How to design a book in Airtable
Tips & Tricks

How to design a book in Airtable

A British designer bundled up his “tiny” tips in a project with outsized impact.

2020 was the year Mark Bowley decided to push himself on a number of fronts.

He had been a runner for years, but never completed a marathon. “I wanted to achieve something, not just keep running,” he says. The career designer had also been jogging steadily through projects, but he wanted a new challenge there, too. After learning about no-code tools, he wondered: Could he write and design a whole book using only freely available software?

In October 2020, Bowley published a collection of design tutorials, Tiny Design Lessons, using only Airtable (minus the cover, in Keynote).

Publishing the book helped him shake things up professionally, but it had another benefit. Bowley, who lives near London, kicked off a conversation in 2020 with members of the no-code community about design. He heard from them that they were struggling with design and could only find piecemeal tips online. His book of 50 lessons is a response, meant to fill in the gaps.

Making a book with low-code tools

Designing slick websites (or anything) is easier when you’ve had years of practice. Bowley spent his early career at high-profile agencies like Ogilvy and Superunion, mastering pro design tools. Last year, as part of a Makerpad class, he started studying low-code and no-code development and found that he could design and develop faster with tools like Airtable and web builder Carrd than with traditional methods.

Designer Mark Bowley

Throughout his career, Bowley has been jotting down bits of design wisdom. The list includes everything from tips for creating strong hierarchies to pointers for visual choices on web pages (like reducing color ranges or picking photos that build credibility).

When it came time to assemble a book of such insights, he stuck to the simple rule of one design tip per page—short text at the top, visual example at the bottom.

He knew organizing the material would be easy in Airtable’s highly visual interface.

“I love that I can spin up different views for the same data,” Bowley says. “Being a visual person, I’m able to see the data in a different way, instead of having to reinterpret it all the time.”

Base hit

He assembled all the information in a base with just one table.
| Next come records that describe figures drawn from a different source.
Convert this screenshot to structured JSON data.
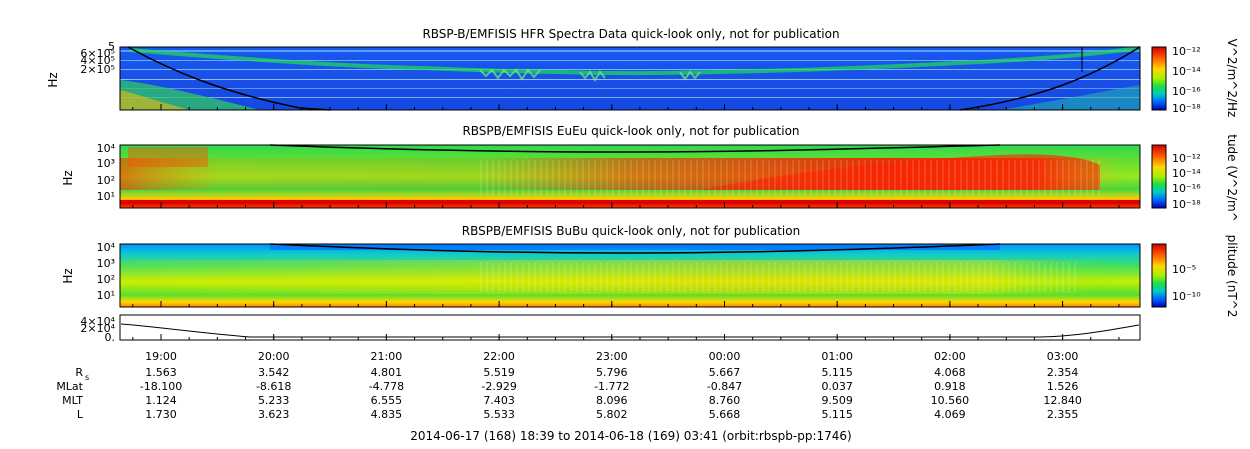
{
  "panels": [
    {
      "title": "RBSP-B/EMFISIS  HFR Spectra Data quick-look only, not for publication",
      "ylabel": "Hz",
      "ytick_labels": [
        "6×10⁵",
        "4×10⁵",
        "2×10⁵"
      ],
      "ytop_label": "5",
      "colorbar_label": "V^2/m^2/Hz",
      "colorbar_ticks": [
        "10⁻¹²",
        "10⁻¹⁴",
        "10⁻¹⁶",
        "10⁻¹⁸"
      ]
    },
    {
      "title": "RBSPB/EMFISIS  EuEu quick-look only, not for publication",
      "ylabel": "Hz",
      "ytick_labels": [
        "10⁴",
        "10³",
        "10²",
        "10¹"
      ],
      "colorbar_label": "tude (V^2/m^",
      "colorbar_ticks": [
        "10⁻¹²",
        "10⁻¹⁴",
        "10⁻¹⁶",
        "10⁻¹⁸"
      ]
    },
    {
      "title": "RBSPB/EMFISIS  BuBu quick-look only, not for publication",
      "ylabel": "Hz",
      "ytick_labels": [
        "10⁴",
        "10³",
        "10²",
        "10¹"
      ],
      "colorbar_label": "plitude (nT^2",
      "colorbar_ticks": [
        "10⁻⁵",
        "10⁻¹⁰"
      ]
    },
    {
      "ytick_labels": [
        "4×10⁴",
        "2×10⁴",
        "0."
      ]
    }
  ],
  "chart_data": {
    "type": "heatmap",
    "x_ticks": [
      "19:00",
      "20:00",
      "21:00",
      "22:00",
      "23:00",
      "00:00",
      "01:00",
      "02:00",
      "03:00"
    ],
    "ephemeris": [
      {
        "label": "R",
        "subscript": "s",
        "values": [
          "1.563",
          "3.542",
          "4.801",
          "5.519",
          "5.796",
          "5.667",
          "5.115",
          "4.068",
          "2.354"
        ]
      },
      {
        "label": "MLat",
        "values": [
          "-18.100",
          "-8.618",
          "-4.778",
          "-2.929",
          "-1.772",
          "-0.847",
          "0.037",
          "0.918",
          "1.526"
        ]
      },
      {
        "label": "MLT",
        "values": [
          "1.124",
          "5.233",
          "6.555",
          "7.403",
          "8.096",
          "8.760",
          "9.509",
          "10.560",
          "12.840"
        ]
      },
      {
        "label": "L",
        "values": [
          "1.730",
          "3.623",
          "4.835",
          "5.533",
          "5.802",
          "5.668",
          "5.115",
          "4.069",
          "2.355"
        ]
      }
    ],
    "footer": "2014-06-17 (168) 18:39 to 2014-06-18 (169) 03:41 (orbit:rbspb-pp:1746)"
  }
}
Information for every page of the book appears in a row in the table, with fields for each item: headline, intro text, bullet points, images, links.
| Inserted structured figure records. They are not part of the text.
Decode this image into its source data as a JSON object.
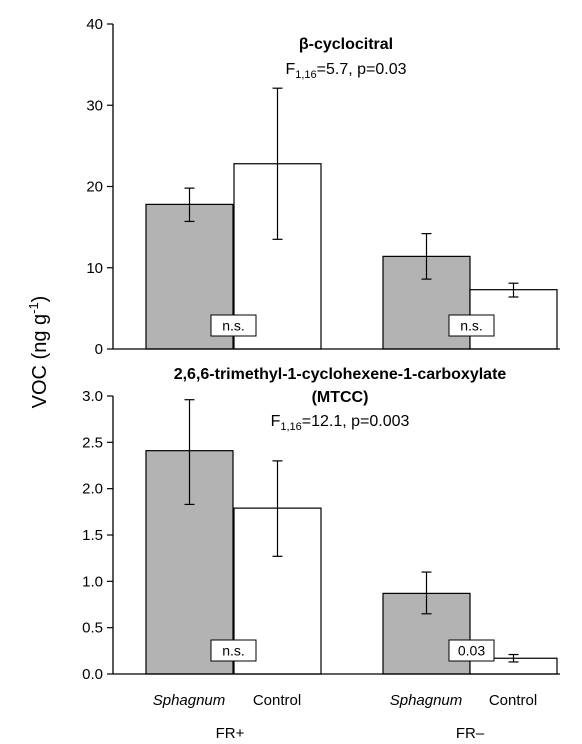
{
  "chart_data": {
    "type": "bar",
    "ylabel": "VOC (ng g",
    "ylabel_sup": "-1",
    "ylabel_close": ")",
    "x_categories": [
      "Sphagnum",
      "Control",
      "Sphagnum",
      "Control"
    ],
    "x_categories_italic": [
      true,
      false,
      true,
      false
    ],
    "groups": [
      "FR+",
      "FR–"
    ],
    "colors": {
      "Sphagnum": "#b3b3b3",
      "Control": "#ffffff"
    },
    "panels": [
      {
        "title": "β-cyclocitral",
        "stat_main": "F",
        "stat_sub": "1,16",
        "stat_rest": "=5.7, p=0.03",
        "ylim": [
          0,
          40
        ],
        "yticks": [
          "0",
          "10",
          "20",
          "30",
          "40"
        ],
        "ytick_values": [
          0,
          10,
          20,
          30,
          40
        ],
        "bars": [
          {
            "group": "FR+",
            "treatment": "Sphagnum",
            "value": 17.8,
            "err_low": 15.7,
            "err_high": 19.8
          },
          {
            "group": "FR+",
            "treatment": "Control",
            "value": 22.8,
            "err_low": 13.5,
            "err_high": 32.1
          },
          {
            "group": "FR–",
            "treatment": "Sphagnum",
            "value": 11.4,
            "err_low": 8.6,
            "err_high": 14.2
          },
          {
            "group": "FR–",
            "treatment": "Control",
            "value": 7.3,
            "err_low": 6.4,
            "err_high": 8.1
          }
        ],
        "annotations": [
          "n.s.",
          "n.s."
        ]
      },
      {
        "title_line1": "2,6,6-trimethyl-1-cyclohexene-1-carboxylate",
        "title_line2": "(MTCC)",
        "stat_main": "F",
        "stat_sub": "1,16",
        "stat_rest": "=12.1, p=0.003",
        "ylim": [
          0,
          3.0
        ],
        "yticks": [
          "0.0",
          "0.5",
          "1.0",
          "1.5",
          "2.0",
          "2.5",
          "3.0"
        ],
        "ytick_values": [
          0,
          0.5,
          1.0,
          1.5,
          2.0,
          2.5,
          3.0
        ],
        "bars": [
          {
            "group": "FR+",
            "treatment": "Sphagnum",
            "value": 2.41,
            "err_low": 1.83,
            "err_high": 2.96
          },
          {
            "group": "FR+",
            "treatment": "Control",
            "value": 1.79,
            "err_low": 1.27,
            "err_high": 2.3
          },
          {
            "group": "FR–",
            "treatment": "Sphagnum",
            "value": 0.87,
            "err_low": 0.65,
            "err_high": 1.1
          },
          {
            "group": "FR–",
            "treatment": "Control",
            "value": 0.17,
            "err_low": 0.13,
            "err_high": 0.21
          }
        ],
        "annotations": [
          "n.s.",
          "0.03"
        ]
      }
    ]
  }
}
In fact, he wrote nearly all text for the book directly in his base.

Page design to ‘printing’

To design the pages, Bowley used Airtable’s Page Designer app, which lets you drag elements from a base into a layout. You can display material from your fields in various ways, such as in table or list form, and you can choose from different backgrounds and spacing styles. Then, pick your page style. Want the pages of your book to be a standard size? Opt for a 6”x9” setting. Or should they be letter-sized, so they’re easier to print off in the office copier? That’s an option too.

Page Designer lets you print pages you’ve designed, but Bowley didn’t want to go that route. He went through the motions in Page Designer to print, but chose to save the pages in a PDF format instead. Voila! He had created a 50-page ebook.  
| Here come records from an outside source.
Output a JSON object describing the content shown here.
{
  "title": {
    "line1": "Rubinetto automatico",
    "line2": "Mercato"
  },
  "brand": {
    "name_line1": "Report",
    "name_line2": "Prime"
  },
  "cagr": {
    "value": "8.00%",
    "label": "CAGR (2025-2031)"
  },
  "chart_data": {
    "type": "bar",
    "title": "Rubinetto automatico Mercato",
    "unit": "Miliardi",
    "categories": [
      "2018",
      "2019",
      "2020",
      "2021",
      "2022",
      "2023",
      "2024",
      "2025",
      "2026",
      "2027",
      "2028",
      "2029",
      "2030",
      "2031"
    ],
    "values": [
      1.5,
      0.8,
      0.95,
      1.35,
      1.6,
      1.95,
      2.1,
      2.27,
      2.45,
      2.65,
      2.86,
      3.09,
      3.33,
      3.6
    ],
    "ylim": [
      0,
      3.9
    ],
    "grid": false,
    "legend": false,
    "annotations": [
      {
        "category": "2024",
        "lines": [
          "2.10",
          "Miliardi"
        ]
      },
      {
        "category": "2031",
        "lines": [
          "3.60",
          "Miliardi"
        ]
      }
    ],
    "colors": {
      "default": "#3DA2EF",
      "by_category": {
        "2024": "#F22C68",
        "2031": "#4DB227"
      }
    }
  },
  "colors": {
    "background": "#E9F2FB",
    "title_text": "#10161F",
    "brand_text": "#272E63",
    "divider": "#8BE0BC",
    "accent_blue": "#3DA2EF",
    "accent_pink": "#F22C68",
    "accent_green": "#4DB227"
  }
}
For tips on how to write your novel in Airtable, check out our blog.

The missing piece

The only thing he couldn’t create in Airtable: the book’s cover. But sticking to his challenge of using only freely-available software, he designed the cover in Apple’s Keynote, a ubiquitous presentation program that comes free with iPhones.

“It does help to be a designer, but it’s easier and easier to not need formal training,” he said of the project.

Continuing the push

What’s next for Bowley? To round out the list of personal milestones, he’s been participating recently in the Tweet 100 Challenge, and he ran his first half-marathon in October.

Now, at the agency he owns with his wife, they’re helping clients build app prototypes, websites, and automations using low-code and no-code tools. Bowley works for a range of global businesses, but he has a special interest in helping startups manage digital-marketing tools and processes. He’s creating a live directory of free internet design resources—think templates, color tools, and image libraries—that anyone can use to build great websites and other content. He’s of course compiling the directory in Airtable.

“You don’t need to be a professional designer to have something look good or work,” he says.